Le cadre sportif qui sert de toile de fond à l’accomplissement de son activité créatrice imprime donc durablement sa marque sur les formes identitaires auxquelles le musicien peut se rattacher dans l’exercice de son travail de compositeur. Si ses qualités sont reconnues par les membres de l’équipe de France qui travaillent en étroite collaboration avec lui, si sa connaissance des ressorts techniques de la discipline fait de lui l’habile maestro d’une composition idiosyncratique, cet espace social reste un monde de l’entre-deux dont les compétences techniques et la singularité expressive ne sont pas transposables hors de ses frontières sportives. Ces sons, qui dépassent leurs propres caractéristiques acoustiques et esthétiques pour prendre une dimension identitaire, permettant au compositeur de proclamer « je suis le son » (J., compositeur de l’équipe de France, réalisé le 5 octobre 2010), et ce, en dépit des contraintes qui s’imposent à lui, sont-ils entendus comme tels au-delà des frontières de cette discipline sportive ?
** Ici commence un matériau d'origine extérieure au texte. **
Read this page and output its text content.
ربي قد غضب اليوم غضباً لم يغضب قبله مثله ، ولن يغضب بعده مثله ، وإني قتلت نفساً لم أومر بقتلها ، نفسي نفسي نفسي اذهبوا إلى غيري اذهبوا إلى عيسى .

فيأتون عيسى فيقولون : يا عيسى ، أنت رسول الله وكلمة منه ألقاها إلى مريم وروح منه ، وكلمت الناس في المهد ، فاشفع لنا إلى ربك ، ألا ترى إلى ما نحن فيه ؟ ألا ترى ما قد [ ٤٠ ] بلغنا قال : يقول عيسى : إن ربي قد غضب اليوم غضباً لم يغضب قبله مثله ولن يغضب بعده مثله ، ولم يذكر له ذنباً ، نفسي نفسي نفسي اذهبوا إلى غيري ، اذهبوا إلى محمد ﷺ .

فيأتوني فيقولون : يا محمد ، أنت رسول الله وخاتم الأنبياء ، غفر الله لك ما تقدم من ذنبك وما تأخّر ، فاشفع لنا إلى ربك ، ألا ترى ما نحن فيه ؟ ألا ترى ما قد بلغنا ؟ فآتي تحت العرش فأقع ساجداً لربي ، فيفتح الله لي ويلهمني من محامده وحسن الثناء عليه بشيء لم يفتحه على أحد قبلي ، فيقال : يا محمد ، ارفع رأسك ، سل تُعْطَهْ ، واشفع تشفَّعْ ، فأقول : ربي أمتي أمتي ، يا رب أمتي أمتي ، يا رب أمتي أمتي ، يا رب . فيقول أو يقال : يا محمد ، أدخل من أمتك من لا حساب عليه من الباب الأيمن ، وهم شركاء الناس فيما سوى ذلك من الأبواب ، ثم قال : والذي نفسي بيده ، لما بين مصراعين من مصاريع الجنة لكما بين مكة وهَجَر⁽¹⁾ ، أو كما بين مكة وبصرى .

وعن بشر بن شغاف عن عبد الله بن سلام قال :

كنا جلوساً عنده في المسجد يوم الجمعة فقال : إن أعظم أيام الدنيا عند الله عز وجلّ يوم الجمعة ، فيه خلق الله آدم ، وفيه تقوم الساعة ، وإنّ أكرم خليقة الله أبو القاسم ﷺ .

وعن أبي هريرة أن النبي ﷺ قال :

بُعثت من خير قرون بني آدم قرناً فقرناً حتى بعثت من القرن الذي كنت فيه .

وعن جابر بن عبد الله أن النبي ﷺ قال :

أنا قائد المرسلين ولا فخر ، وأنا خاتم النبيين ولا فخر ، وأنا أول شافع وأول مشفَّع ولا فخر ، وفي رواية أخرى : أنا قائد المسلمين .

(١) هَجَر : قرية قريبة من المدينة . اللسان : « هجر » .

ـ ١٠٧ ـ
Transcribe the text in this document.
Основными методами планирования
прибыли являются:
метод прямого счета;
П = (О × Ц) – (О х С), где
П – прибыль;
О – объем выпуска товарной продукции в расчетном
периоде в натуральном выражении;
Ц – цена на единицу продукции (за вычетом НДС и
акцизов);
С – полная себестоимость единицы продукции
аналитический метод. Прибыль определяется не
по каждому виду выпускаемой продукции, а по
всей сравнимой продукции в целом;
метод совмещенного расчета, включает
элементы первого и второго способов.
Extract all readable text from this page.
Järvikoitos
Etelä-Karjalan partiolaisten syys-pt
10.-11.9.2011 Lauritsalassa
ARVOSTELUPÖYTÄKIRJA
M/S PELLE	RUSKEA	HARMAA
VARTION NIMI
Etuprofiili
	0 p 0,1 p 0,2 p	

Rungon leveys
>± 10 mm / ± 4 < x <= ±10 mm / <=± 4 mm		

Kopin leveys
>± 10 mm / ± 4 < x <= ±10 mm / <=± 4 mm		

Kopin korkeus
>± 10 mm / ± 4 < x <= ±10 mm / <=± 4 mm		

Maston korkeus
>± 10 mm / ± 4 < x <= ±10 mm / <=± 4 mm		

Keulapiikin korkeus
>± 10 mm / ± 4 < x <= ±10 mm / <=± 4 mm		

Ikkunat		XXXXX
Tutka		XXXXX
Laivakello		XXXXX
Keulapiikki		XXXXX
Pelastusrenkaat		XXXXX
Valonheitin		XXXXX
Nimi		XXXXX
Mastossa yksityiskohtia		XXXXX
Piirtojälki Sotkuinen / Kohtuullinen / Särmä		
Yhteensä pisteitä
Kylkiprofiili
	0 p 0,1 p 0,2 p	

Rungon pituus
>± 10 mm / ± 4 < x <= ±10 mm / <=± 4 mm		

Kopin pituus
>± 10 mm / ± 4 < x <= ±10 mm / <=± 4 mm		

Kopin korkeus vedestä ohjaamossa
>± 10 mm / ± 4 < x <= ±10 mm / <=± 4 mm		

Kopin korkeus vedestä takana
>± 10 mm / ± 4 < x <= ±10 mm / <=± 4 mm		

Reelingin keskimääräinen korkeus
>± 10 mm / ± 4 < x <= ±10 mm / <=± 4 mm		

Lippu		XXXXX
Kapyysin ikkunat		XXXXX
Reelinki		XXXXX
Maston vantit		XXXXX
Ni totalement reconnu dans le monde plus large de la natation synchronisée ni constamment en accord avec les normes du monde au sein duquel il s’est formé, ce « compositeur-pour-des-sportives » s’inscrit dans une forme d’activité qui risque de le marginaliser à tous les coups. Lorsque ce compositeur accepte de faire siennes et contribue à l’évolution des conventions musi-chorégraphiques de cette discipline, c’est en redoutant d’être relégué par ses pairs musicien·nes aux frontières des mondes de l’art. Les variations[26] sur le mode du « sale boulot », « bon boulot » ou « vrai boulot », qui transparaissent dans la façon dont le compositeur qualifie sa part dans les processus de création musicale, témoignent en effet de la façon dont l’engagement du compositeur dans cette tâche de service créateur est éprouvé.

En contribuant à la connaissance de la « diversité interne de l’espace musical » (Perrenoud 2013, 85), cette recherche contribue à l’étude du drame social du travail dans lequel jouent certain·es compositeur·rices contemporain·es appelé·es à agir dans des espaces sociaux (sport, publicité, jeux vidéo, cirque, etc.) dont les attentes et les procédures de reconnaissance se superposent imparfaitement avec celles ayant cours dans les instances canoniques de formation et de reconnaissance des mondes de la musique.